With so many surface areas available the Goal of OWASP ML Top 10 is to indentify and secure the ML model and the Development pipeline.
2. ML01:2023 Input Manipulation Attack
Case of Autonomous Vehicle: The malicious actors can modify the road signs can be modified by adding small perturbations which changes the intent of the sign board. This results in ML model to take wrong and harmful actions for the vehicle. Example as in figure the STOP sign can be perturbed to be read as 120kmph.
3. ML02:2023 Data Poisoning Attack
Case of WAF: A WAF deployed for SQLI attack-defense can be countered by various methods which results in easy breakthrough and WAF is rendered useless. This is similar to giving prompts to by-pass the filters.
4. ML03:2023 Model Inversion Attack
Case of Bot Detection: The Taylor Swift Tickets were sold out in a jiffy with the bots. The battle against bot detection is an uphill battle as the defense mechanism should not hinder user-experience and also detect bot trying to fool the system.

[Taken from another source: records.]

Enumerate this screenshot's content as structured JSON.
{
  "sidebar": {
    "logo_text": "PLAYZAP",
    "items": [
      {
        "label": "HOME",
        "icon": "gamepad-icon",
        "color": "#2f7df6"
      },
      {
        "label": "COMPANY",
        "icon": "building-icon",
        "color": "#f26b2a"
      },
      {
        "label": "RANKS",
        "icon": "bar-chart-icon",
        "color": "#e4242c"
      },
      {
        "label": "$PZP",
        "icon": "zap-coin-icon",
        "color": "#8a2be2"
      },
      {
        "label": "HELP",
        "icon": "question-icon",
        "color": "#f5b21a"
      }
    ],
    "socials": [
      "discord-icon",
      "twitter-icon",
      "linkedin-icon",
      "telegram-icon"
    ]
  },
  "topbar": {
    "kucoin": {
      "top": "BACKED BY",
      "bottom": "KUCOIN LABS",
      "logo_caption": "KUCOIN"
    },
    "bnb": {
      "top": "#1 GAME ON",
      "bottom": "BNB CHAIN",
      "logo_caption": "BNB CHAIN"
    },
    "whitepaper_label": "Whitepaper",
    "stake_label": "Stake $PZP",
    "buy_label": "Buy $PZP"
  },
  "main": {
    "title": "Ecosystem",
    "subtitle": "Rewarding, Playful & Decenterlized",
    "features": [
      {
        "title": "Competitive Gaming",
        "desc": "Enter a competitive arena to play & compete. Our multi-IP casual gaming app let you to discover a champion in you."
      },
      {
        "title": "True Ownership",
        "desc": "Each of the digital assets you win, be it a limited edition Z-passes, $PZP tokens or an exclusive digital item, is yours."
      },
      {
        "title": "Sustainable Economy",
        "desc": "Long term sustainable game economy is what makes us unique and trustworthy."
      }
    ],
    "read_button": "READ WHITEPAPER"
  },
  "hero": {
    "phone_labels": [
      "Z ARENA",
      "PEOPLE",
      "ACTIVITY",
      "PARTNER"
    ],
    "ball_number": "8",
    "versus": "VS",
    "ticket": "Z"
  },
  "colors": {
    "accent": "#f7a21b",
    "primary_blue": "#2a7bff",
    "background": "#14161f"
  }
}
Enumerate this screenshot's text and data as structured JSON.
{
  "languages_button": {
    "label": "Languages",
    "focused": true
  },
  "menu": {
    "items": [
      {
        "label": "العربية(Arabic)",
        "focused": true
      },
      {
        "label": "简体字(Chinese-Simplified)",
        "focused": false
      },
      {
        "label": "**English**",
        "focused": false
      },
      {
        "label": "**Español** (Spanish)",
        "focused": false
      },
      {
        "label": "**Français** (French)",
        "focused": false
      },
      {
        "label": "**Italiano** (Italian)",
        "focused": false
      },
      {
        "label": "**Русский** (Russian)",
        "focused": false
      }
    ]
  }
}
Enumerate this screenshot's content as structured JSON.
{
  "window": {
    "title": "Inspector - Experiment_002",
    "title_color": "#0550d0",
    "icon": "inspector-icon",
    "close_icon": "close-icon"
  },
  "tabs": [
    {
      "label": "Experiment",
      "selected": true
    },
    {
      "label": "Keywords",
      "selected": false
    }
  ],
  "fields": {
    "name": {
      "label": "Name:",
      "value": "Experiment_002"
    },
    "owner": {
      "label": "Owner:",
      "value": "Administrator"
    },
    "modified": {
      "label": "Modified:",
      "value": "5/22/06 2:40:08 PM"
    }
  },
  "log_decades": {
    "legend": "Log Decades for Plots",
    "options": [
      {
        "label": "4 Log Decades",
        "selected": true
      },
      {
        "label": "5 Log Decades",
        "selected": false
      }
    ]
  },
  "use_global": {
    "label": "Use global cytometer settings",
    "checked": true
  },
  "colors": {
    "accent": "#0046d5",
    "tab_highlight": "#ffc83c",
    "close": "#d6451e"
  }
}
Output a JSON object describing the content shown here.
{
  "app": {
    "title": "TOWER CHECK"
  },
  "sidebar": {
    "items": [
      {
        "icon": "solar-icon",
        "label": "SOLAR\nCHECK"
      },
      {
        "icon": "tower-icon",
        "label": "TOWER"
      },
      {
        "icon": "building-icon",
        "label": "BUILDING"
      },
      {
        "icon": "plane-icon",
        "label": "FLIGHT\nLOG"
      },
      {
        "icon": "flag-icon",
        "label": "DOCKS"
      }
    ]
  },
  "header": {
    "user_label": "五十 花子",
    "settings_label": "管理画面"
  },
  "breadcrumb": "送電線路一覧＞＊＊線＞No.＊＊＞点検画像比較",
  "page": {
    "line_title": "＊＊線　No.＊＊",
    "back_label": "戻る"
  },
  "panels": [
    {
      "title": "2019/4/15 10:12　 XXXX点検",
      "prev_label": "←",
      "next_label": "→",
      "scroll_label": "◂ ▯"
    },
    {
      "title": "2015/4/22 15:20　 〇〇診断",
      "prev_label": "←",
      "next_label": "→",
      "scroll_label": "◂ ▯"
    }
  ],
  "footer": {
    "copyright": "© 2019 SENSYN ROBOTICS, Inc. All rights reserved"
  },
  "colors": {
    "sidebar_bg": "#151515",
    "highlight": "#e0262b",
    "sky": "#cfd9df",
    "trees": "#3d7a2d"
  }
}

5. ML04:2023 Membership Inference Attack
Case of Banking: A malicious attacker wants to gain access to sensitive financial information of individuals. They do this by training a machine learning model on a dataset of financial records and using it to query whether or not a particular individual’s record was included in the training data. The attacker can then use this information to infer the financial history and sensitive information of individuals.
6. ML05:2023 Model Stealing
Case of Cloning ML Model: New sophisticated ways are being researched to clone a model parameter based on interaction and prompt results.
7. ML06:2023 AI Supply Chain Attacks
Case of Trojans: The packages and Frameworks are not tested and certified. Common dev will not aware of the consequences of this. This is more of a hindsight missed from the package developer and is not intended always.
8. ML07:2023 Transfer Learning Attack
Case of Backdoor: The packages and Frameworks are not tested and certified. Common dev will not aware of the consequences of this. This is a growing research topic to exploit a ML model.
9. ML08:2023 Model Skewing
Case of Feedback: An attacker provides fake feedback data to the Financial Bank system, indicating that high-risk applicants have been approved for loans in the past, and this feedback is used to update the model’s training data.
10. ML09:2023 Output Integrity Attack
Case of Classifiers: Calssifiers are simple at first glance, ML models are being integrated to medicine which helps doctors catch/ observe items that could be missed. Incorrect classification of Tumorous vs Bening tumor for patients.
11. ML10:2023 Model Poisoning
Case of Spams: Mailbox, emails are the messangers of the century. The popular email suites have spam and ad detection integrated onto them. With a classifier trained with poisoned data/ keyword “hurry” or “exclusive deal” the SPAM filter could be bypassed.